With the finale looming, the question of whether this season of “Watchmen” is one-and-done, or the first chapter of a larger story, has yet to be resolved. And asking the people who worked on it if they want it to return brings no more clarity.

“[It’s] a question so above my pay grade that I would not even know how to begin to venture an answer,” says Williams.

“I’m still kind of recuperating from production,” says Kassell. “I just think it’s gonna take time to say what Season 2 would be.”

“Absolutely!” says King.

Lindelof has been definitive that just as the “Watchmen” novel tells a contained story, so should this season. “Most comic book stories just go on and on and on and on,” he says. “‘Watchmen’ didn’t, and that’s what made it special. And so we designed this story to end.”

But listening to Lindelof talk further about the finale doesn’t exactly inspire visions of finality. “I certainly don’t feel like the season ends on a cliffhanger,” he says. “Although, I guess it’s possible that others might perceive it as such. I would be really interested in debating them.”

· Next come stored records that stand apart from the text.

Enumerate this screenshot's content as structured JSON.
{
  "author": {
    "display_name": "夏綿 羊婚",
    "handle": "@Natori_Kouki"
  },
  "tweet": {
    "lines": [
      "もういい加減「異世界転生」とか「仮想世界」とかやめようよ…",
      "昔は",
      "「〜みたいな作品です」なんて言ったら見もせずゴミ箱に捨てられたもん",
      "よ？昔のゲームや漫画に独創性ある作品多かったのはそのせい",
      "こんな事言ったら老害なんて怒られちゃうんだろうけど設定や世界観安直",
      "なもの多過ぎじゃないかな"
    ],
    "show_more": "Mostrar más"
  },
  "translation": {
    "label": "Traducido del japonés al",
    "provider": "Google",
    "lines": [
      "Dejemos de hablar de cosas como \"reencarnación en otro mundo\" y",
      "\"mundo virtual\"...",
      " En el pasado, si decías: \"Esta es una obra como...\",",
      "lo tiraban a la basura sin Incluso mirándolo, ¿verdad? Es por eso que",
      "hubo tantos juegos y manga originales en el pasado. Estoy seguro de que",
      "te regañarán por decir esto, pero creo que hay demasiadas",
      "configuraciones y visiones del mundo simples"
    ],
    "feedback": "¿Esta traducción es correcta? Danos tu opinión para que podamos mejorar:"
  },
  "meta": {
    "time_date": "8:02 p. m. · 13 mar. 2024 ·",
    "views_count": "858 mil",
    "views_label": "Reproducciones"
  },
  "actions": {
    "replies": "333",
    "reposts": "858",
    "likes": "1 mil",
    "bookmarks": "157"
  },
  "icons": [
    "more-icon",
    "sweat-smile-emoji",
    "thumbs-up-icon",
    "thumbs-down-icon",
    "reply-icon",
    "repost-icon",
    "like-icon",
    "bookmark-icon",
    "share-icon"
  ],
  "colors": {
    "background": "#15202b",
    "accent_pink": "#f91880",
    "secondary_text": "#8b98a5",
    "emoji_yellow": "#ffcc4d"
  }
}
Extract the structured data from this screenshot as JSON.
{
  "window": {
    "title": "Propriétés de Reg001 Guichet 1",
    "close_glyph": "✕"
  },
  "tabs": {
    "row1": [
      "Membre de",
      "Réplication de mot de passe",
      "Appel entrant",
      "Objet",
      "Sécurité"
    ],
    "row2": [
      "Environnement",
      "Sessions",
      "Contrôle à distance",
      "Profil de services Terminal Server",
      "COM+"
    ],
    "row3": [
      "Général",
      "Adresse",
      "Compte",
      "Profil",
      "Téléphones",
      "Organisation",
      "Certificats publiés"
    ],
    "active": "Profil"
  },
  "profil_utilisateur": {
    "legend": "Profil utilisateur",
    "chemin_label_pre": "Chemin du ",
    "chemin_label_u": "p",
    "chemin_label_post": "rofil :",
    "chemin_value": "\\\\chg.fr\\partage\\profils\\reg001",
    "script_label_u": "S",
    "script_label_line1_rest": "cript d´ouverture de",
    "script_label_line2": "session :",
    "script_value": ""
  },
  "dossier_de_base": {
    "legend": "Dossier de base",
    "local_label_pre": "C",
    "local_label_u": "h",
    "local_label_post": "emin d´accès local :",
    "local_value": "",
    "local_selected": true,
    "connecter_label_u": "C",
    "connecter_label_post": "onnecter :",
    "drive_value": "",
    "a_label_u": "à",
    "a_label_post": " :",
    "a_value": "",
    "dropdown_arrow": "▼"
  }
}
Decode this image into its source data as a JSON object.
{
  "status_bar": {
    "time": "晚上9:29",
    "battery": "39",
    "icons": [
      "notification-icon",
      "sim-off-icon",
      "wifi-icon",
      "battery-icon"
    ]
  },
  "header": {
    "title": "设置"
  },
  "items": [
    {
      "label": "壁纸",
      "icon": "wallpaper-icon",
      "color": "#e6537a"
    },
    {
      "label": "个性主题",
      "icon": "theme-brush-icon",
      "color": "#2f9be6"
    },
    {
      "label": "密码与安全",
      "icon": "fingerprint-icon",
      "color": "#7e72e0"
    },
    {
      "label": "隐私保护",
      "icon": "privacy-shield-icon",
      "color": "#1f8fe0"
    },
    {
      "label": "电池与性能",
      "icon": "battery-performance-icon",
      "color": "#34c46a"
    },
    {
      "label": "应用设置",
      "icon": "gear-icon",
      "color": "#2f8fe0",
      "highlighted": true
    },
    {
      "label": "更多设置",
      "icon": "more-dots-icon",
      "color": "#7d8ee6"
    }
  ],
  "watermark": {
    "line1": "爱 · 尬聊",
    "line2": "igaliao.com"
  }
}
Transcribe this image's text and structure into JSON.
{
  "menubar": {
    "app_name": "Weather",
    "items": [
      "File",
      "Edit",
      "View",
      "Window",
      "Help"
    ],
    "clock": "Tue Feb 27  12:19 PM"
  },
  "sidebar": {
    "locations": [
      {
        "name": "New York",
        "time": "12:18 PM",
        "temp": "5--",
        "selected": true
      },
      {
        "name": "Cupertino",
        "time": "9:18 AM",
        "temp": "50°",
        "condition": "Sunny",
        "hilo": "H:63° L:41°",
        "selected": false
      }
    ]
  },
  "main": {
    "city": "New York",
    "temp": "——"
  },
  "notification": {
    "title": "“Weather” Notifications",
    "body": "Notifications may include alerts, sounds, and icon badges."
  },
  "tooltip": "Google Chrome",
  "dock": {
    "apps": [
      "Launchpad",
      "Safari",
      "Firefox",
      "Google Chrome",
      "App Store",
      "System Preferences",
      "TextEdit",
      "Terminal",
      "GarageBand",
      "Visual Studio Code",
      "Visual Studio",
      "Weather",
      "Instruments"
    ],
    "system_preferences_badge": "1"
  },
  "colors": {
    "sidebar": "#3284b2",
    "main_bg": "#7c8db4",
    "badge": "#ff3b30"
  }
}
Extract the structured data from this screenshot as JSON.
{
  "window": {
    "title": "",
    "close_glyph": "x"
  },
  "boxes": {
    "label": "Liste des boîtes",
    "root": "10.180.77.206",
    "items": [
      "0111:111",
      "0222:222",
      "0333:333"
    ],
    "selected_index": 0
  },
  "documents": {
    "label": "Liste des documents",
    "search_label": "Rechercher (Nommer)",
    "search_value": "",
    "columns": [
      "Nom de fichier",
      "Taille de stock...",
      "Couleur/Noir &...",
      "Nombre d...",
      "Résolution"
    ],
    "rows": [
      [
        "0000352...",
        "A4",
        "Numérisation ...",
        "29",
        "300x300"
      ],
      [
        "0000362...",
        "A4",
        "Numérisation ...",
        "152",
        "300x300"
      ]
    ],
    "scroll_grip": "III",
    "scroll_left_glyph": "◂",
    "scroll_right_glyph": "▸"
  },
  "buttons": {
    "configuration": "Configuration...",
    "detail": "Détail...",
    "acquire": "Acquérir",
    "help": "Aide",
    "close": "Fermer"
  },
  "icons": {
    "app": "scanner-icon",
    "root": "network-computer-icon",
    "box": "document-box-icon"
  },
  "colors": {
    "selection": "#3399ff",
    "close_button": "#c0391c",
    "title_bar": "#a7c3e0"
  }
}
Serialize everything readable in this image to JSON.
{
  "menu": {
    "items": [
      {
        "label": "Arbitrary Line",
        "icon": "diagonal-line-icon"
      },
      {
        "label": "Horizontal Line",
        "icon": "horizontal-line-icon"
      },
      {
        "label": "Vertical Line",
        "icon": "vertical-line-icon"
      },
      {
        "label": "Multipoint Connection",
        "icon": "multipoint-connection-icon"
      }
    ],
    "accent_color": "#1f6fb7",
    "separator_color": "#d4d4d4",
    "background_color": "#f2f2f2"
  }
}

What Damon is more clear on is that he still does not personally see himself making more “Watchmen” after this season.

“I am deeply, profoundly appreciative for how well received the season has been up until now, and I don’t want to feel like I’m ungrateful, but I still don’t have any inclination whatsoever to continue the story,” he says. “And that is largely and almost exclusively based on the fact that I don’t have an idea. If I’m going to be involved in any more ‘Watchmen,’ I should be able to answer the questions, why, and why now, and the answers to those questions shouldn’t be, ‘Well, because that’s what you do, because the first one was good.'”

He chuckles. “I’m not saying there shouldn’t be a second season of ‘Watchmen,’ and I’m not even saying that that season shouldn’t feature some of the characters in this season of ‘Watchmen.’ I just don’t know what it should be.”

It appears we’ll all just have to wait. Tick tock, tick tock.